The root of the difference between Gladwell and Schwartz is a difference in their levels of analysis. It’s as if Gladwell was studying the front of an elephant and Schwartz was studying the hind parts of it. They are talking about the same animal, but neither is fully taking into account the whole context. They are both discussing choice, but the scope at which they are discussing it is dissimilar.
What if someone took into account the whole context, would the other narrower narrative be wrong? I don’t think so. Instead, I believe that its value comes from the narrative’s predictive power or its ability to reflect reality in an important way. Take physics for example with its three different theories, which operate at completely different scales: Quantum Mechanics at small-scales, Newtonian laws at our scale, and Relativity at cosmic scales. Each is used in its specific context to predict behavior in reality and each does so with great efficacy. However, you cannot simply apply Relativity to quarks, nor Quantum mechanics to the laws of gravity. None is wrong, but all are right. This is the problem of our age.

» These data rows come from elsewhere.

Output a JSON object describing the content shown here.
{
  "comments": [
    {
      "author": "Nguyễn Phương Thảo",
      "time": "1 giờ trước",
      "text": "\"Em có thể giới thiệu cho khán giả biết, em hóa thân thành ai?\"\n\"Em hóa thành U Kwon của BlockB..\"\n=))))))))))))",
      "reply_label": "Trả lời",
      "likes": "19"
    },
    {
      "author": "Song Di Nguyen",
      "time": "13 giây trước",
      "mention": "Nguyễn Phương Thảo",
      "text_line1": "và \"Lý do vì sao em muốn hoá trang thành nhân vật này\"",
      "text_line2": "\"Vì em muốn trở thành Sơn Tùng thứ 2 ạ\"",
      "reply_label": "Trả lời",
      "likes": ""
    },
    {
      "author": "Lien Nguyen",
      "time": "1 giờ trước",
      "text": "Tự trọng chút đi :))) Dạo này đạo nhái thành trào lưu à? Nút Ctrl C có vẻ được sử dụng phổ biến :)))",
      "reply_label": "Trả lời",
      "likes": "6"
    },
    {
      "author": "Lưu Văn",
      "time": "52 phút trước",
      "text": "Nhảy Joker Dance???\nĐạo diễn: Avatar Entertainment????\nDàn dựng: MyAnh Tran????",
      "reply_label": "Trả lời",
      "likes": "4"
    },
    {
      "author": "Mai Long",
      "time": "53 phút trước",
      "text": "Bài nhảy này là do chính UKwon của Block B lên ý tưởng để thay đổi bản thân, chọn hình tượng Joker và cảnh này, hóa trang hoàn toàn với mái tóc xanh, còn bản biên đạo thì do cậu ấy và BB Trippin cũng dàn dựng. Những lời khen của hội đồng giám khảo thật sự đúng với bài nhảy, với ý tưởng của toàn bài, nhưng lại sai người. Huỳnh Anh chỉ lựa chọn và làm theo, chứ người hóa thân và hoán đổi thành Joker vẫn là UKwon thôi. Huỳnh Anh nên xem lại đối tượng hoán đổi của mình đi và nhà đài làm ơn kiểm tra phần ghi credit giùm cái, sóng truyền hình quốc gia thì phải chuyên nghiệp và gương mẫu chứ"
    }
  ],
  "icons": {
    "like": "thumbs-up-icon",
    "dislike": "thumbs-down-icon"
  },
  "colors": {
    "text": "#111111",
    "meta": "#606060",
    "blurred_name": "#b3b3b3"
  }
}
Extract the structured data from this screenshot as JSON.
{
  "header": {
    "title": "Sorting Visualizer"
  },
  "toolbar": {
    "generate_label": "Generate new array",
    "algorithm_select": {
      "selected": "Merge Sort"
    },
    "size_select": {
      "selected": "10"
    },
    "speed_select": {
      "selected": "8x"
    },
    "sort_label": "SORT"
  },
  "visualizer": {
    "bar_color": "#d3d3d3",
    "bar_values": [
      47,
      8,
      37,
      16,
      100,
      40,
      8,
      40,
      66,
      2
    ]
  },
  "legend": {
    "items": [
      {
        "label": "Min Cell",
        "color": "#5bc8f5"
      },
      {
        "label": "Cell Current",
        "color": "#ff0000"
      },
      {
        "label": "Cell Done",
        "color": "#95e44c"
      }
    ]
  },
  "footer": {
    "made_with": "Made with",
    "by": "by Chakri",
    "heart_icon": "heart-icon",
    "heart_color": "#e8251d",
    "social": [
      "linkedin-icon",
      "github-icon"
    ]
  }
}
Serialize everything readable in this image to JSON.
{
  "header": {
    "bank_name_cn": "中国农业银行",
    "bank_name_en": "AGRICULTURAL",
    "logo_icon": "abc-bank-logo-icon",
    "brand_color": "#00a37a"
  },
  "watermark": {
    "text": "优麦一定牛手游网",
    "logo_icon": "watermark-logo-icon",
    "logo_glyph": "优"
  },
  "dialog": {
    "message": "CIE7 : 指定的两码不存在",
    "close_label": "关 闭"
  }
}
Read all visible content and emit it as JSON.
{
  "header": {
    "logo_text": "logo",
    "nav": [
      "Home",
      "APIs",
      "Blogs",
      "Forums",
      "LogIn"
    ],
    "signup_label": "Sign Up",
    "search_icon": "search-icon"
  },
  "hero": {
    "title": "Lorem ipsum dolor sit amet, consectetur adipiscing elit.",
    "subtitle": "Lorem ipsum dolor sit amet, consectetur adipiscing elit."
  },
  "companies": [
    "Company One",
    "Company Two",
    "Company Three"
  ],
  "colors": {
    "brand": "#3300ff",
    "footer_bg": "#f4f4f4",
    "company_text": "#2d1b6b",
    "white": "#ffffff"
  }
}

There is a result of this problem which we should grasp a hold of with vigor and never let go. Empathy. If two different views can be right at different levels of analysis and both have an element of predictive power, then argument over the rightness or wrongness, that divisive power which drives man to anger and violence, no longer holds value. We are forced to understand each other’s views and see their value in their context. This call to understanding requires a great deal of patience and effort from us, but will at the same time endear us to each other in a way that could foster friendship and even innovation for the future.